To poke fun at dating apps like Tinder and Bumble, animation company Thinko created a satirical Amazon Dating app with the tagline “Hot Singles Near You starting at $4.99 Prime delivery.” Their announcement post on Twitter has received over 2.8K likes and 1.6K retweets. The layout of the site perfectly mimics the original ecommerce site except instead of products, various people are featured at different price points and include descriptions like “owns every Glossier product” or “Disney+ stan.” Each profile includes faux reviews, and there’s even a fake “Non-Ghosting Agreement.” While some found the project funny, others thought it was creepy, saying that putting a price on a person—even as a joke—is problematic, especially during Black History Month. The creators of the site told Mashable, “We’re such huge fans of Amazon…and dating. So we thought, why not combine the two.” As for the real Amazon, a spokesperson told Business Insider they had “no comment” on the fake dating service.

Some Are Praising Starbucks’s New Trans-Positive Ad, While Employees Call It Fake

Starbucks UK shared a new ad on Twitter that has garnered 6.1M views—and some mixed reactions. In the 90-second spot, a trans teen named James is seen navigating his daily life constantly being referred to as “Jemma”—his former name—by his family and peers. It’s not until a barista at Starbucks asks for his name and writes “James” on the cup that someone refers to him by his correct name. While many have praised the spot (including Mermaids, a U.K.-based organized that supports transgender youth and partnered with the brand to raise money), former and current trans employees around the world are instead calling the company out on Twitter. They say Starbucks’ “publicly declared values” don’t align with how they actually treat their workers. In a post that has received over 22.8K retweets and 86K likes, @teejleaks told followers: “starbucks wouldn’t let me change my name on my login unless i legally changed it. they have also denied multiple trans employee’s request for gender confirming surgery. i have been outed by every manager about my trans identity without my consent.” Starbucks declined to acknowledge any individual allegations, and a spokesperson told BuzzFeed News they “take great pride in providing a warm and welcoming environment for everyone, and intentional misgendering is not acceptable conduct at Starbucks.” 

Links We’re Passing:

#chooseone is one of the latest TikTok trends (and some are hilarious).

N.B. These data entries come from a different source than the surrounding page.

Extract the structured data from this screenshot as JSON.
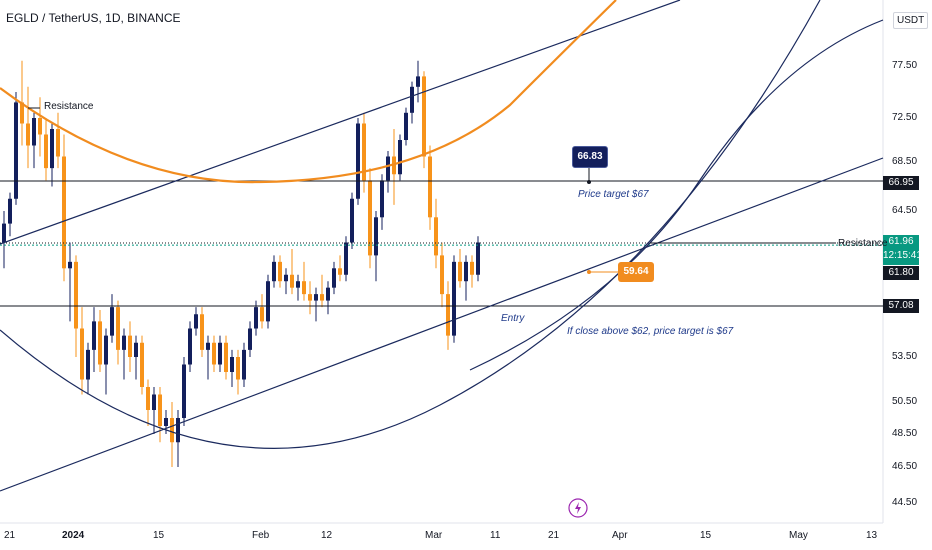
{
  "header": {
    "title": "EGLD / TetherUS, 1D, BINANCE",
    "currency": "USDT"
  },
  "colors": {
    "up": "#131f5c",
    "down": "#f7931a",
    "line": "#1b2a5e",
    "orange": "#f18c1f",
    "green": "#089981"
  },
  "price_tags": {
    "p66_95": "66.95",
    "current": "61.96",
    "countdown": "12:15:41",
    "p61_80": "61.80",
    "p57_08": "57.08"
  },
  "annotations": {
    "resistance_left": "Resistance",
    "resistance_right": "Resistance",
    "price_target": "Price target $67",
    "entry": "Entry",
    "close_above": "If close above $62, price target is $67",
    "callout_high": "66.83",
    "callout_low": "59.64"
  },
  "chart_data": {
    "type": "candlestick",
    "title": "EGLD / TetherUS, 1D, BINANCE",
    "y_ticks": [
      "77.50",
      "72.50",
      "68.50",
      "64.50",
      "53.50",
      "50.50",
      "48.50",
      "46.50",
      "44.50"
    ],
    "x_ticks": [
      "21",
      "2024",
      "15",
      "Feb",
      "12",
      "Mar",
      "11",
      "21",
      "Apr",
      "15",
      "May",
      "13"
    ],
    "horizontal_levels": [
      66.95,
      61.96,
      57.08
    ],
    "candles": [
      [
        62.0,
        64.5,
        60.0,
        63.5
      ],
      [
        63.5,
        66.0,
        62.5,
        65.5
      ],
      [
        65.5,
        75.0,
        65.0,
        74.0
      ],
      [
        74.0,
        78.0,
        70.0,
        72.0
      ],
      [
        72.0,
        75.5,
        68.0,
        70.0
      ],
      [
        70.0,
        73.0,
        68.0,
        72.5
      ],
      [
        72.5,
        74.5,
        69.0,
        71.0
      ],
      [
        71.0,
        72.5,
        67.0,
        68.0
      ],
      [
        68.0,
        72.0,
        66.5,
        71.5
      ],
      [
        71.5,
        73.0,
        68.0,
        69.0
      ],
      [
        69.0,
        71.0,
        59.0,
        60.0
      ],
      [
        60.0,
        62.0,
        56.0,
        60.5
      ],
      [
        60.5,
        61.0,
        53.5,
        55.5
      ],
      [
        55.5,
        57.0,
        51.0,
        52.0
      ],
      [
        52.0,
        54.5,
        51.0,
        54.0
      ],
      [
        54.0,
        57.0,
        52.5,
        56.0
      ],
      [
        56.0,
        56.8,
        52.5,
        53.0
      ],
      [
        53.0,
        55.5,
        51.0,
        55.0
      ],
      [
        55.0,
        58.0,
        54.5,
        57.0
      ],
      [
        57.0,
        57.5,
        53.0,
        54.0
      ],
      [
        54.0,
        55.5,
        52.0,
        55.0
      ],
      [
        55.0,
        56.0,
        52.5,
        53.5
      ],
      [
        53.5,
        55.0,
        52.0,
        54.5
      ],
      [
        54.5,
        55.0,
        51.0,
        51.5
      ],
      [
        51.5,
        52.0,
        49.0,
        50.0
      ],
      [
        50.0,
        51.5,
        48.5,
        51.0
      ],
      [
        51.0,
        51.5,
        48.0,
        49.0
      ],
      [
        49.0,
        50.0,
        48.5,
        49.5
      ],
      [
        49.5,
        50.5,
        46.5,
        48.0
      ],
      [
        48.0,
        50.0,
        46.5,
        49.5
      ],
      [
        49.5,
        53.5,
        49.0,
        53.0
      ],
      [
        53.0,
        56.0,
        52.5,
        55.5
      ],
      [
        55.5,
        57.0,
        55.0,
        56.5
      ],
      [
        56.5,
        57.0,
        53.5,
        54.0
      ],
      [
        54.0,
        55.0,
        52.0,
        54.5
      ],
      [
        54.5,
        55.0,
        52.5,
        53.0
      ],
      [
        53.0,
        55.0,
        52.5,
        54.5
      ],
      [
        54.5,
        55.0,
        52.0,
        52.5
      ],
      [
        52.5,
        54.0,
        51.5,
        53.5
      ],
      [
        53.5,
        54.0,
        51.0,
        52.0
      ],
      [
        52.0,
        54.5,
        51.5,
        54.0
      ],
      [
        54.0,
        56.0,
        53.5,
        55.5
      ],
      [
        55.5,
        57.5,
        55.0,
        57.0
      ],
      [
        57.0,
        58.0,
        55.5,
        56.0
      ],
      [
        56.0,
        59.5,
        55.5,
        59.0
      ],
      [
        59.0,
        61.0,
        58.5,
        60.5
      ],
      [
        60.5,
        61.0,
        58.5,
        59.0
      ],
      [
        59.0,
        60.0,
        58.0,
        59.5
      ],
      [
        59.5,
        61.5,
        58.0,
        58.5
      ],
      [
        58.5,
        59.5,
        57.5,
        59.0
      ],
      [
        59.0,
        60.5,
        57.5,
        58.0
      ],
      [
        58.0,
        59.0,
        56.5,
        57.5
      ],
      [
        57.5,
        58.5,
        56.0,
        58.0
      ],
      [
        58.0,
        59.5,
        57.0,
        57.5
      ],
      [
        57.5,
        59.0,
        56.5,
        58.5
      ],
      [
        58.5,
        60.5,
        58.0,
        60.0
      ],
      [
        60.0,
        61.0,
        59.0,
        59.5
      ],
      [
        59.5,
        62.5,
        59.0,
        62.0
      ],
      [
        62.0,
        66.0,
        61.5,
        65.5
      ],
      [
        65.5,
        72.5,
        65.0,
        72.0
      ],
      [
        72.0,
        73.0,
        66.0,
        67.0
      ],
      [
        67.0,
        68.0,
        60.0,
        61.0
      ],
      [
        61.0,
        64.5,
        59.0,
        64.0
      ],
      [
        64.0,
        67.5,
        63.0,
        67.0
      ],
      [
        67.0,
        69.5,
        66.0,
        69.0
      ],
      [
        69.0,
        71.5,
        65.0,
        67.5
      ],
      [
        67.5,
        71.0,
        67.0,
        70.5
      ],
      [
        70.5,
        73.5,
        70.0,
        73.0
      ],
      [
        73.0,
        76.0,
        72.0,
        75.5
      ],
      [
        75.5,
        78.0,
        74.0,
        76.5
      ],
      [
        76.5,
        77.0,
        68.0,
        69.0
      ],
      [
        69.0,
        70.0,
        63.0,
        64.0
      ],
      [
        64.0,
        65.5,
        60.0,
        61.0
      ],
      [
        61.0,
        62.0,
        57.0,
        58.0
      ],
      [
        58.0,
        59.0,
        54.0,
        55.0
      ],
      [
        55.0,
        61.0,
        54.5,
        60.5
      ],
      [
        60.5,
        61.5,
        58.5,
        59.0
      ],
      [
        59.0,
        61.0,
        57.5,
        60.5
      ],
      [
        60.5,
        61.0,
        58.5,
        59.5
      ],
      [
        59.5,
        62.5,
        59.0,
        62.0
      ]
    ]
  }
}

To All The Boys’ Lana Condor just launched a YouTube channel

Billie Eilish is on the cover of this month’s Vogue—and one of the digital covers features a drawing of the musician by a 16-year-old artist who was discovered on Instagram.

Lil Nas X’s pays homage to popular ‘90s flicks in his new music video for “Rodeo.”

The first episode of Justin Bieber’s docuseries is the most viewed YouTube Original to date. 

Selena Gomez’s makeup line Rare Beauty is dropping this summer at Sephora.

The Little Women cast took old fashioned, 1880s-style photos—and they’re so convincing.

The Academy *might’ve* accidentally tweeted out its own predictions days before the Oscars.